六 簡易裁判所における次に掲げる手続について代理すること。ただし、上訴の提起(自ら代理人として手続に関与している事件の判決、決定又は命令に係るものを除く。)、再審及び強制執行に関する事項(ホに掲げる手続を除く。)については、代理することができない。
イ 民事訴訟法(平成八年法律第百九号)の規定による手続(ロに規定する手続及び訴えの提起前における証拠保全手続を除く。

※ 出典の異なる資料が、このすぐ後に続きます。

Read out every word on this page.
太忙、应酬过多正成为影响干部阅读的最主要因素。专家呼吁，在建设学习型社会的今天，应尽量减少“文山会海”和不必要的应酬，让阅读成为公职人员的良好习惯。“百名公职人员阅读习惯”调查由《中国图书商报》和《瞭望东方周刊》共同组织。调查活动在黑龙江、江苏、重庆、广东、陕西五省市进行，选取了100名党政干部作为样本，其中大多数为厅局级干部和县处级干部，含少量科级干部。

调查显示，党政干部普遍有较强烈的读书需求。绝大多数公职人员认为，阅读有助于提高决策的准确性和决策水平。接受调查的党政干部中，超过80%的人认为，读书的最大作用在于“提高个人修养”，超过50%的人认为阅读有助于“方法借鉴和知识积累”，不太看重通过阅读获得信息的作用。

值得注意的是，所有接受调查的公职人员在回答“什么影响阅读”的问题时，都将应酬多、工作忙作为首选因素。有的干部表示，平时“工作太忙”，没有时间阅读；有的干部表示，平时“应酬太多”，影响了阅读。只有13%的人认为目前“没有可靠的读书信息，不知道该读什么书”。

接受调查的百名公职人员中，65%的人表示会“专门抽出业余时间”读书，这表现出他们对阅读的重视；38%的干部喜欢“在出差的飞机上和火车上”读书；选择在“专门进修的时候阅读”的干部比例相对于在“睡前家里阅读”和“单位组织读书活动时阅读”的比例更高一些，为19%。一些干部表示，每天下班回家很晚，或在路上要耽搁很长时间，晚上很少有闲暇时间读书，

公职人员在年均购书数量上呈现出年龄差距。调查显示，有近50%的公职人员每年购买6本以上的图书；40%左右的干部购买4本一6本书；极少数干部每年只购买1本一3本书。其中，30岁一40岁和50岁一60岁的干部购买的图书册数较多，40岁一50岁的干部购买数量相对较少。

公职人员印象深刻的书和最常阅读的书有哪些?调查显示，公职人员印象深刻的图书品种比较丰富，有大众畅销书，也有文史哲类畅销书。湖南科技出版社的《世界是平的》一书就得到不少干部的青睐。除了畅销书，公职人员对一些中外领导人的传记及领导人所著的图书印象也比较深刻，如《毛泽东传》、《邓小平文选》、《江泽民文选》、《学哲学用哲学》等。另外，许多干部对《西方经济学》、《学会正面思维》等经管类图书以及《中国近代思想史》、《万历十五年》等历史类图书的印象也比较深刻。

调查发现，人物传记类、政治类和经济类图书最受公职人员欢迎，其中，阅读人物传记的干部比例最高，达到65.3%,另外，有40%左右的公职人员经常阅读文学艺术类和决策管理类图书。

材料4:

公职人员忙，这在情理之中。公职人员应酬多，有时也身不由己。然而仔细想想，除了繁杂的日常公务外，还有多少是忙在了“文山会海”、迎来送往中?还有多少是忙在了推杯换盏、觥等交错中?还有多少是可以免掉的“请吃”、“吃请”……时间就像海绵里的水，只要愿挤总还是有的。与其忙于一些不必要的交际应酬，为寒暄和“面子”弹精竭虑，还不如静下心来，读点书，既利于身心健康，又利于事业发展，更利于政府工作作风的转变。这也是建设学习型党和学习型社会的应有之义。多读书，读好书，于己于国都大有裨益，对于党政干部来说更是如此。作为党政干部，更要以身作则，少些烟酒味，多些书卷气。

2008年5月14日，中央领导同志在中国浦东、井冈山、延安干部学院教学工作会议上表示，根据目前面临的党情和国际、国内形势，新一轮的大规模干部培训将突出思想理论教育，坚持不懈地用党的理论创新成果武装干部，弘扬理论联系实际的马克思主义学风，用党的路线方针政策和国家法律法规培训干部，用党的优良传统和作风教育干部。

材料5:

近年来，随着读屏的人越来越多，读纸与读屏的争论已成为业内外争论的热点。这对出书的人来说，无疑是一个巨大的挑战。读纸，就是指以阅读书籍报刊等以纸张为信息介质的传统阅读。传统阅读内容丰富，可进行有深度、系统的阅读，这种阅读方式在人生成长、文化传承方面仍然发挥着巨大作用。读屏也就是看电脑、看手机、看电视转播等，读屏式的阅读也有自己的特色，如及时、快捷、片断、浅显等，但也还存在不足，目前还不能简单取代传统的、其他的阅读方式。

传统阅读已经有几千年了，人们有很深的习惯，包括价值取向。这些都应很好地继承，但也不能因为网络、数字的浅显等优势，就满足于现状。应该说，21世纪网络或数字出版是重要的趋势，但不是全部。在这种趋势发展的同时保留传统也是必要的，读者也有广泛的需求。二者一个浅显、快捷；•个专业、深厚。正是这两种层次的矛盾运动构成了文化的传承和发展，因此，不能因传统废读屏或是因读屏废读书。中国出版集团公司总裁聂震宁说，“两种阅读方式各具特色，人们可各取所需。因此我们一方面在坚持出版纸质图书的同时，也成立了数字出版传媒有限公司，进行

)であつて、訴訟の目的の価額が裁判所法(昭和二十二年法律第五十九号)第三十三条第一項第一号に定める額を超えないもの(データ引用元:司法書士法第3条6項のイ|e-Gov)
一方、弁護士は過払い金の金額にかかわらず、債権者との交渉や裁判代行が可能です。
過払い金請求では、数百万円以上の過払い金を取り戻せるケースも多いので、最初から弁護士に依頼した方がスムーズに手続きを進められます。
おわりに
過払い金請求をするためには過払い金の計算をする必要があります。ただ、自分で過払い金の計算をするのは、手間や時間がかかることがあるので注意が必要です。
過払い金を正確に計算しなければ、過払い金を満額取り戻せなかったり、過払い金請求を断られるリスクもあります。
したがって、過払い金の計算をする際は、弁護士に依頼するのが確実で安心です。